• imkanlarinin kisitliligi nedeni ile hayati elindekilerle sinirli olmak anlamini tasiyan bir deyim.
  • aynı zamanda, zamane gençlere savurgan olmamasını öğütleyen anne sözü.*
  • tabak arayamayacak kadar aç olmak da böyle bi sonuca yol açabilir pekala.
  • yemek yaparken lezzet/tuz testi yaparken yapılan olay...kimi zaman tabağa gerek kalmadan tencereden yemek ile sonuçlanabilir...

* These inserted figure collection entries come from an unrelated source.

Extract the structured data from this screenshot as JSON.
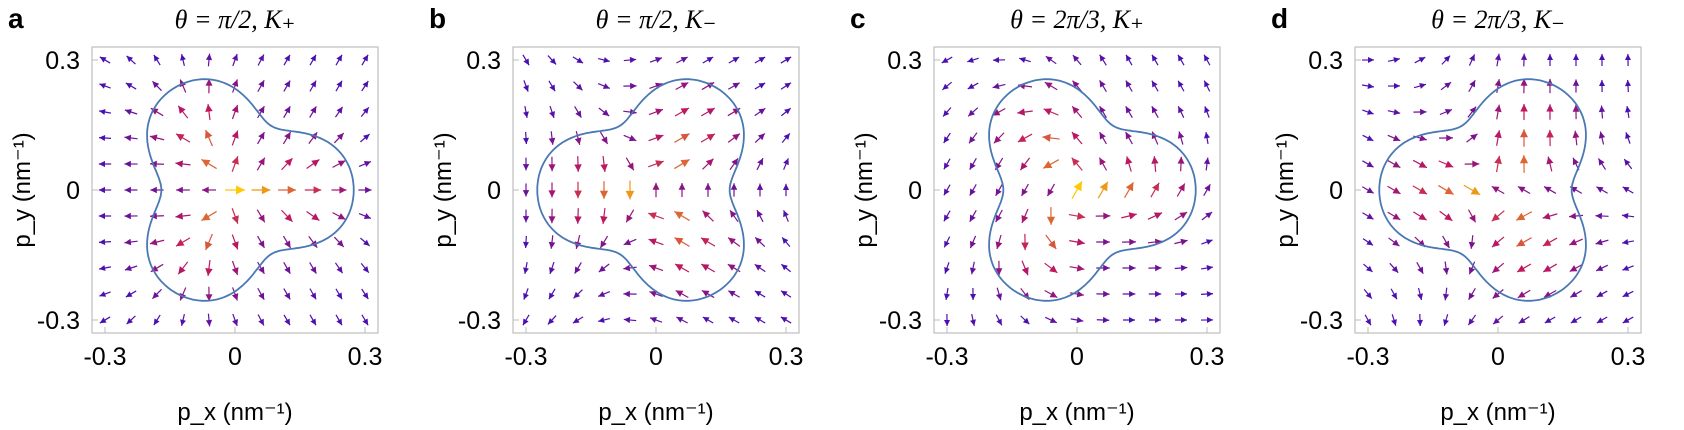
{
  "colors": {
    "contour": "#4a78b4",
    "arrow_low": "#4b0fb0",
    "arrow_mid": "#c0185e",
    "arrow_high": "#ffc800"
  },
  "chart_data": [
    {
      "type": "quiver",
      "panel": "a",
      "title": "θ = π/2,  K₊",
      "xlabel": "p_x (nm⁻¹)",
      "ylabel": "p_y (nm⁻¹)",
      "xlim": [
        -0.33,
        0.33
      ],
      "ylim": [
        -0.33,
        0.33
      ],
      "xticks": [
        "-0.3",
        "0",
        "0.3"
      ],
      "yticks": [
        "0.3",
        "0",
        "-0.3"
      ],
      "contour_shape": "rounded triangle, vertex pointing +x",
      "contour_vertex_angle_deg": 0,
      "field_winding": 1,
      "field_phase_deg": 0,
      "grid_spacing": 0.06
    },
    {
      "type": "quiver",
      "panel": "b",
      "title": "θ = π/2,  K₋",
      "xlabel": "p_x (nm⁻¹)",
      "ylabel": "p_y (nm⁻¹)",
      "xlim": [
        -0.33,
        0.33
      ],
      "ylim": [
        -0.33,
        0.33
      ],
      "xticks": [
        "-0.3",
        "0",
        "0.3"
      ],
      "yticks": [
        "0.3",
        "0",
        "-0.3"
      ],
      "contour_shape": "rounded triangle, vertex pointing -x",
      "contour_vertex_angle_deg": 180,
      "field_winding": -1,
      "field_phase_deg": 90,
      "grid_spacing": 0.06
    },
    {
      "type": "quiver",
      "panel": "c",
      "title": "θ = 2π/3,  K₊",
      "xlabel": "p_x (nm⁻¹)",
      "ylabel": "p_y (nm⁻¹)",
      "xlim": [
        -0.33,
        0.33
      ],
      "ylim": [
        -0.33,
        0.33
      ],
      "xticks": [
        "-0.3",
        "0",
        "0.3"
      ],
      "yticks": [
        "0.3",
        "0",
        "-0.3"
      ],
      "contour_shape": "rounded triangle, vertex pointing +x",
      "contour_vertex_angle_deg": 0,
      "field_winding": 1,
      "field_phase_deg": 60,
      "grid_spacing": 0.06
    },
    {
      "type": "quiver",
      "panel": "d",
      "title": "θ = 2π/3,  K₋",
      "xlabel": "p_x (nm⁻¹)",
      "ylabel": "p_y (nm⁻¹)",
      "xlim": [
        -0.33,
        0.33
      ],
      "ylim": [
        -0.33,
        0.33
      ],
      "xticks": [
        "-0.3",
        "0",
        "0.3"
      ],
      "yticks": [
        "0.3",
        "0",
        "-0.3"
      ],
      "contour_shape": "rounded triangle, vertex pointing -x",
      "contour_vertex_angle_deg": 180,
      "field_winding": -1,
      "field_phase_deg": 150,
      "grid_spacing": 0.06
    }
  ]
}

  • aç insanın yemek pişirmesi halinde karşılaşılması muhtemel durum. "ay tuzu az mı olmuş" ya da "biraz daha yağ koysam mı" derken tencere yarılanır, karın doyar.

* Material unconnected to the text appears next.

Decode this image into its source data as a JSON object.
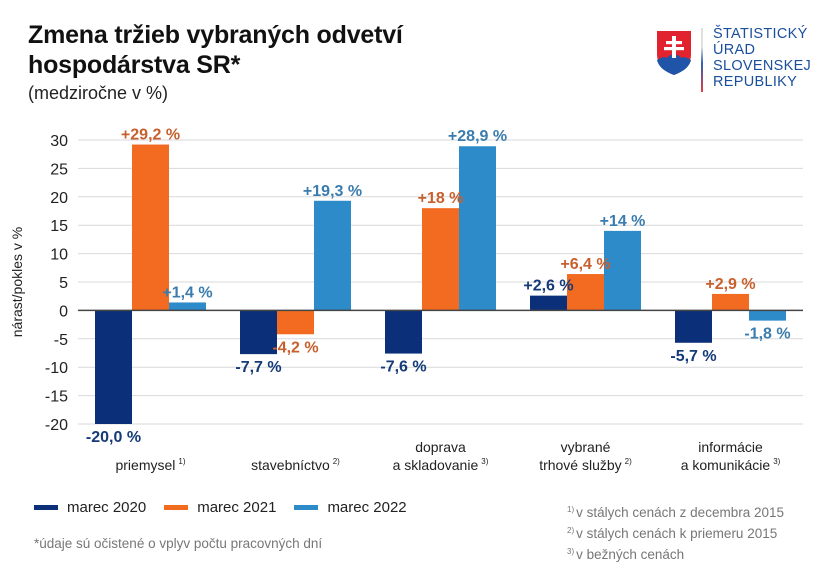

  • yeni taşınılan evde mutfak malzemelerinin bulunamaması hali...
  • bunu yapan kişi saklama kabı kullanmaz, büyük tencereden artan yemeği daha küçük tencerelerde muhafaza etmez. handiyse bomboş olan tencereyi buzdolabı içerisinde hatırı sayılır bir yüzeyi kaplayacak şekilde tutmayı görev bilir. bu adamın lugatında saklama kabı yoktur. varsa da şayet, "saklamasana ulan şu kabı" tonlamasıyla, olumsuz emir kipi şeklinde vardır. bu konudaki bilcümle mevzuata, tamim ve kararnameye kesin bir şekilde riayet eder.

    bunu yapan adam bekar ve hiç çocuk sahibidir.
  • kendi imkanları ile kıt kanaat geçinmek, elde olanıyla yetinmek anlamındaki deyim.
  • bana parasızlıktan çok özgürlüğü çağrıştıran deyim. genelde pişirdiğim kabın içinden yediğim için sanırım.